The last stand has, after all, become Wexford's party-piece. They are a second-half team to such an extent it might be quicker just to leave them six points adrift and play 35 minutes of hurling. It is as if they need to find themselves in a tough place to locate whatever it is makes them click. Against Offaly, they timed it exquisitely, against Antrim a fortnight ago they left it perilously late.
It is an aspect of Wexford hurling that Codd realises is in need of repair. He does not celebrate their reputation as merchants of the death-defying comebacks and yearns for the afternoon that Wexford will come out flying.
And he knows there are more problems. Kilkenny's dominance gnaws at him as much as anyone but he fails to understand why Wexford's deterioration is regarded as an implicit part of that story.
"The fact is, there are two teams from each province left in the semi-finals. And if Kilkenny were playing in Munster, who is to say they wouldn't be sweeping there?"
Nor is it news to him that Kilkenny have spent the last decade polishing the minor silverware. He hears Liam Griffin fretting on the airwaves about the Wexford game and sometimes the passion in the voice makes him wince. But the underage game was not exactly shining when they won in 1996 either. And there have been under-21 successes since then.
"I don't know," he says, "maybe it is hard to see all the things that are wrong when you are immersed in playing for the county and trying to make things better."

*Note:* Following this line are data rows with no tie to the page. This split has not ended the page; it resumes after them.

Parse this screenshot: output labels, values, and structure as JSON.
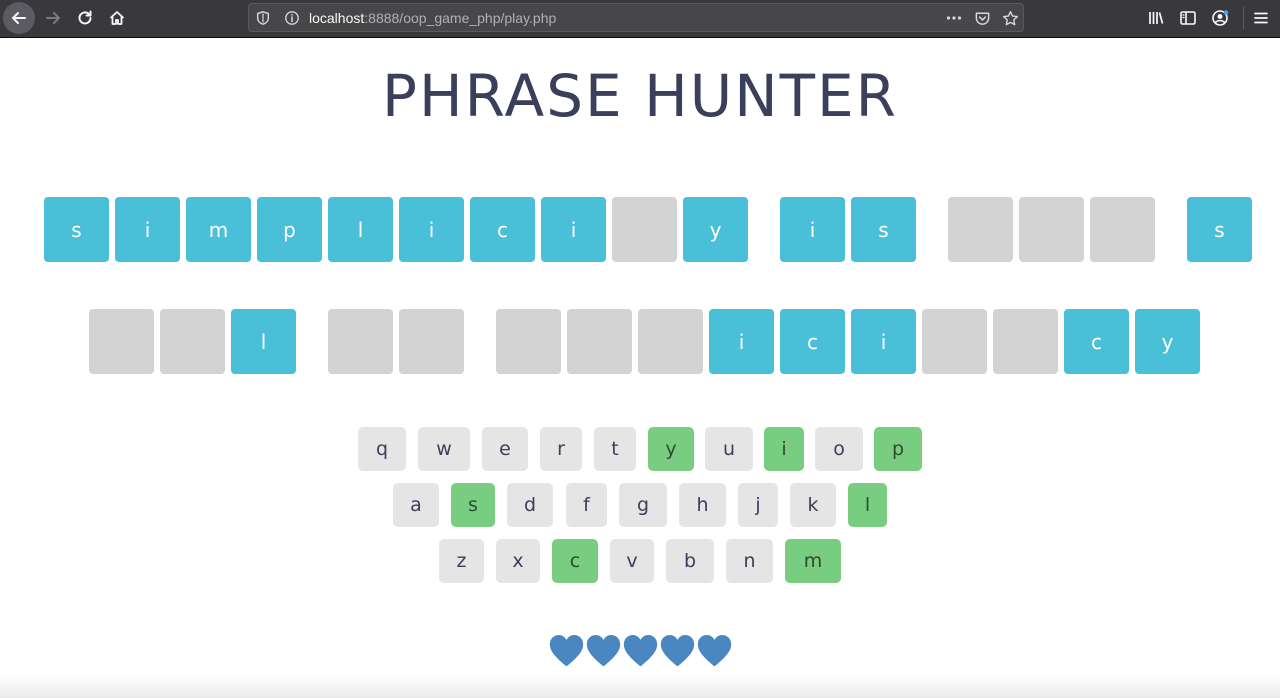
{
  "browser": {
    "url_host": "localhost",
    "url_path": ":8888/oop_game_php/play.php"
  },
  "game": {
    "title": "PHRASE HUNTER",
    "phrase_row1": [
      {
        "letter": "s",
        "shown": true
      },
      {
        "letter": "i",
        "shown": true
      },
      {
        "letter": "m",
        "shown": true
      },
      {
        "letter": "p",
        "shown": true
      },
      {
        "letter": "l",
        "shown": true
      },
      {
        "letter": "i",
        "shown": true
      },
      {
        "letter": "c",
        "shown": true
      },
      {
        "letter": "i",
        "shown": true
      },
      {
        "letter": "",
        "shown": false
      },
      {
        "letter": "y",
        "shown": true
      },
      {
        "letter": "i",
        "shown": true
      },
      {
        "letter": "s",
        "shown": true
      },
      {
        "letter": "",
        "shown": false
      },
      {
        "letter": "",
        "shown": false
      },
      {
        "letter": "",
        "shown": false
      },
      {
        "letter": "s",
        "shown": true
      }
    ],
    "phrase_row2": [
      {
        "letter": "",
        "shown": false
      },
      {
        "letter": "",
        "shown": false
      },
      {
        "letter": "l",
        "shown": true
      },
      {
        "letter": "",
        "shown": false
      },
      {
        "letter": "",
        "shown": false
      },
      {
        "letter": "",
        "shown": false
      },
      {
        "letter": "",
        "shown": false
      },
      {
        "letter": "",
        "shown": false
      },
      {
        "letter": "i",
        "shown": true
      },
      {
        "letter": "c",
        "shown": true
      },
      {
        "letter": "i",
        "shown": true
      },
      {
        "letter": "",
        "shown": false
      },
      {
        "letter": "",
        "shown": false
      },
      {
        "letter": "c",
        "shown": true
      },
      {
        "letter": "y",
        "shown": true
      }
    ],
    "keyboard": {
      "row1": [
        {
          "key": "q",
          "chosen": false
        },
        {
          "key": "w",
          "chosen": false
        },
        {
          "key": "e",
          "chosen": false
        },
        {
          "key": "r",
          "chosen": false
        },
        {
          "key": "t",
          "chosen": false
        },
        {
          "key": "y",
          "chosen": true
        },
        {
          "key": "u",
          "chosen": false
        },
        {
          "key": "i",
          "chosen": true
        },
        {
          "key": "o",
          "chosen": false
        },
        {
          "key": "p",
          "chosen": true
        }
      ],
      "row2": [
        {
          "key": "a",
          "chosen": false
        },
        {
          "key": "s",
          "chosen": true
        },
        {
          "key": "d",
          "chosen": false
        },
        {
          "key": "f",
          "chosen": false
        },
        {
          "key": "g",
          "chosen": false
        },
        {
          "key": "h",
          "chosen": false
        },
        {
          "key": "j",
          "chosen": false
        },
        {
          "key": "k",
          "chosen": false
        },
        {
          "key": "l",
          "chosen": true
        }
      ],
      "row3": [
        {
          "key": "z",
          "chosen": false
        },
        {
          "key": "x",
          "chosen": false
        },
        {
          "key": "c",
          "chosen": true
        },
        {
          "key": "v",
          "chosen": false
        },
        {
          "key": "b",
          "chosen": false
        },
        {
          "key": "n",
          "chosen": false
        },
        {
          "key": "m",
          "chosen": true
        }
      ]
    },
    "lives": 5,
    "colors": {
      "revealed_tile": "#4ac0d8",
      "hidden_tile": "#d3d3d3",
      "chosen_key": "#79cd80",
      "key": "#e5e5e5",
      "heart": "#4a86c0"
    }
  }
}
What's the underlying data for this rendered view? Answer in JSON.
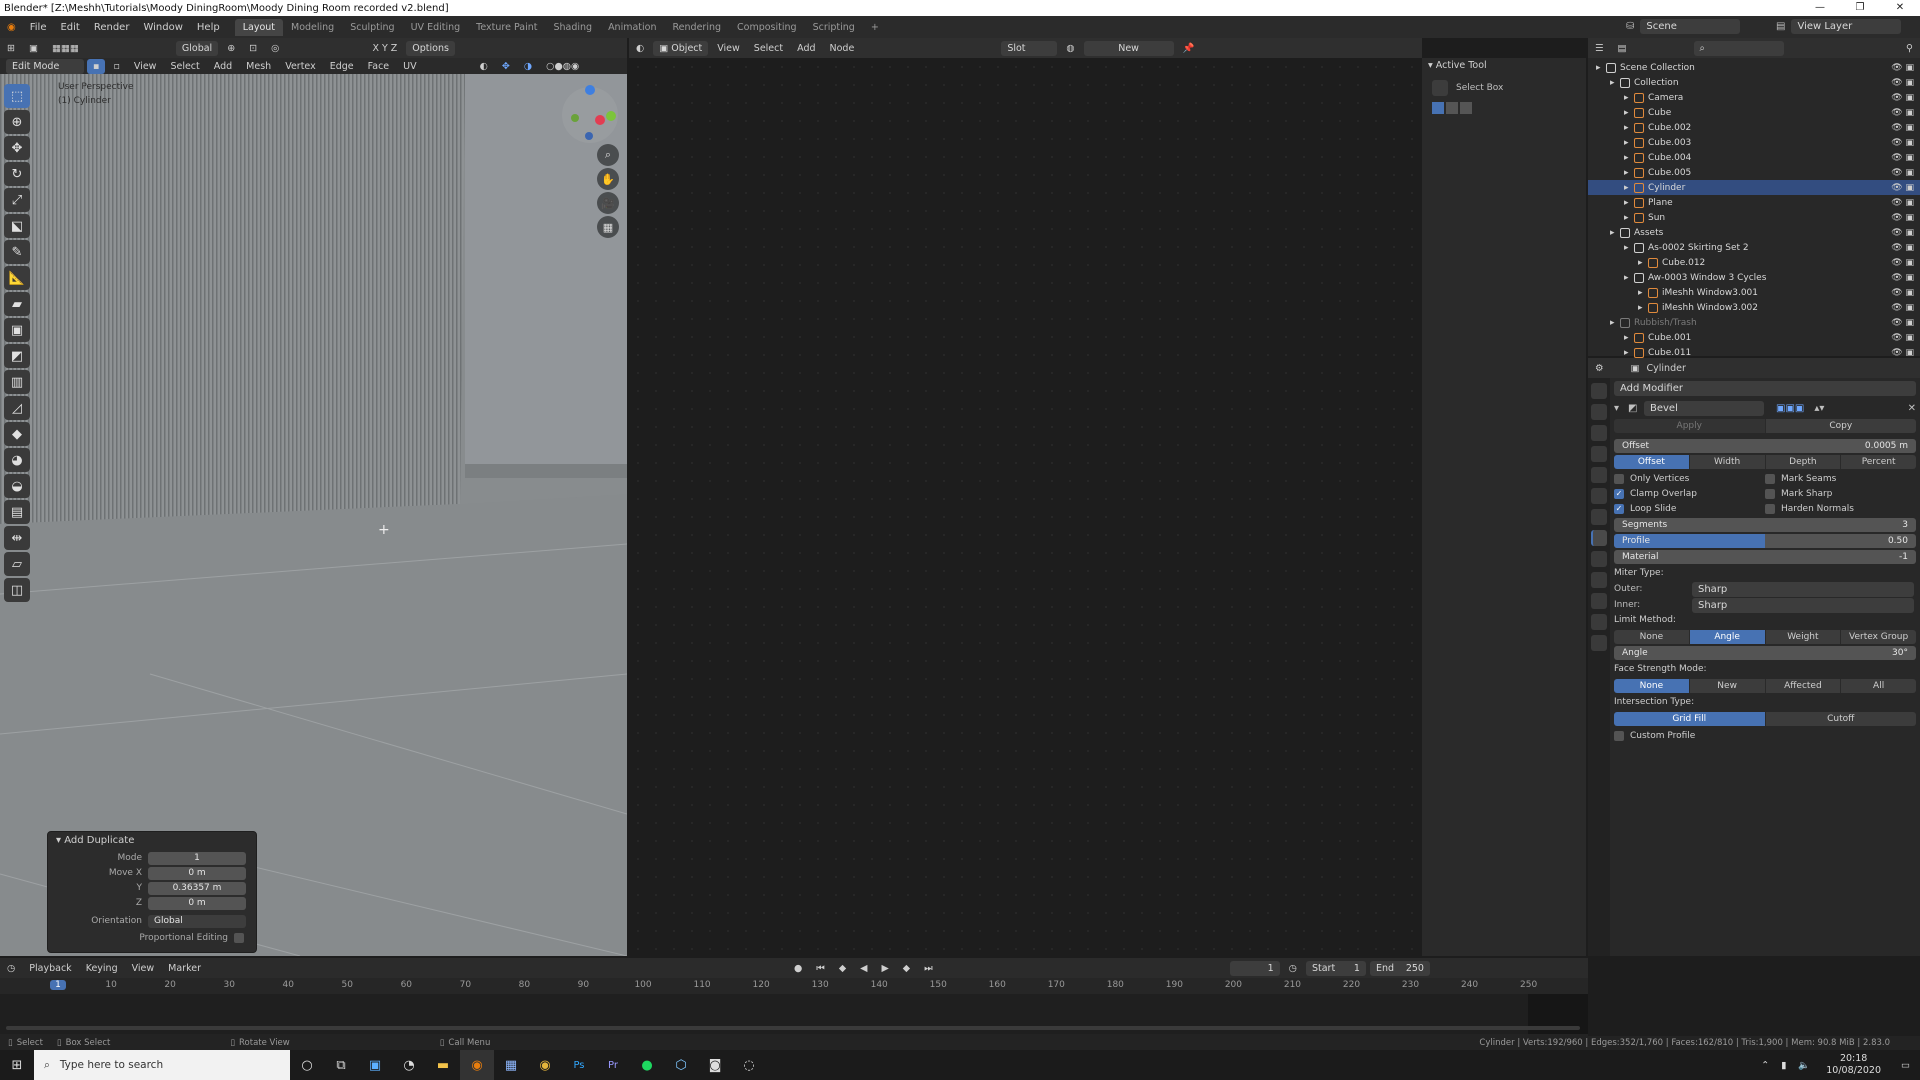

And he knows that virtually nobody in the hurling community anticipates Wexford making it better tomorrow. Cork snap their fingers, announce they are ready to win again and everyone fawns over them. Armed with the medals of 1999, the shrewd leadership of Donal O'Grady, a handful of bright young things and that ineffable Cork confidence; they are regarded as unstoppable. At least that is, they are regarded as unstoppable facing Wexford.
Paul Codd knows this but asks if you will pardon him for turning up at Croke Park all the same tomorrow. Cork's riches are for others to be impressed with. His concerns are with captaining his team, with making sure that tomorrow, there is no bad feeling in Croke Park.
Fr Paddy McDonald, at the heart of hurling in Rathnure since Codd was a small boy, died recently. His passing hammered home to Codd the value of these days, of why he plays, of why his grandfather played. Talking about the immediate future, of contesting a game for a place in Wexford's first All-Ireland final since 1996, that pleaseshim. He talks of the way his day might go and suddenly gets side-tracked, ruing the abrupt introduction of the new sliothar, which has proven temperamental.
"It's fine for distance but accuracy is a problem. There are lads missing frees this year that they would normally put over. It's typical of the GAA anyhow just to land this on players without any prior warning. The old ball was just fine."
There: he has said it. It is out and over with. Now, he can take frees with a happy conscience. Now, it is the seventh day and Paul Codd can hurl against the world.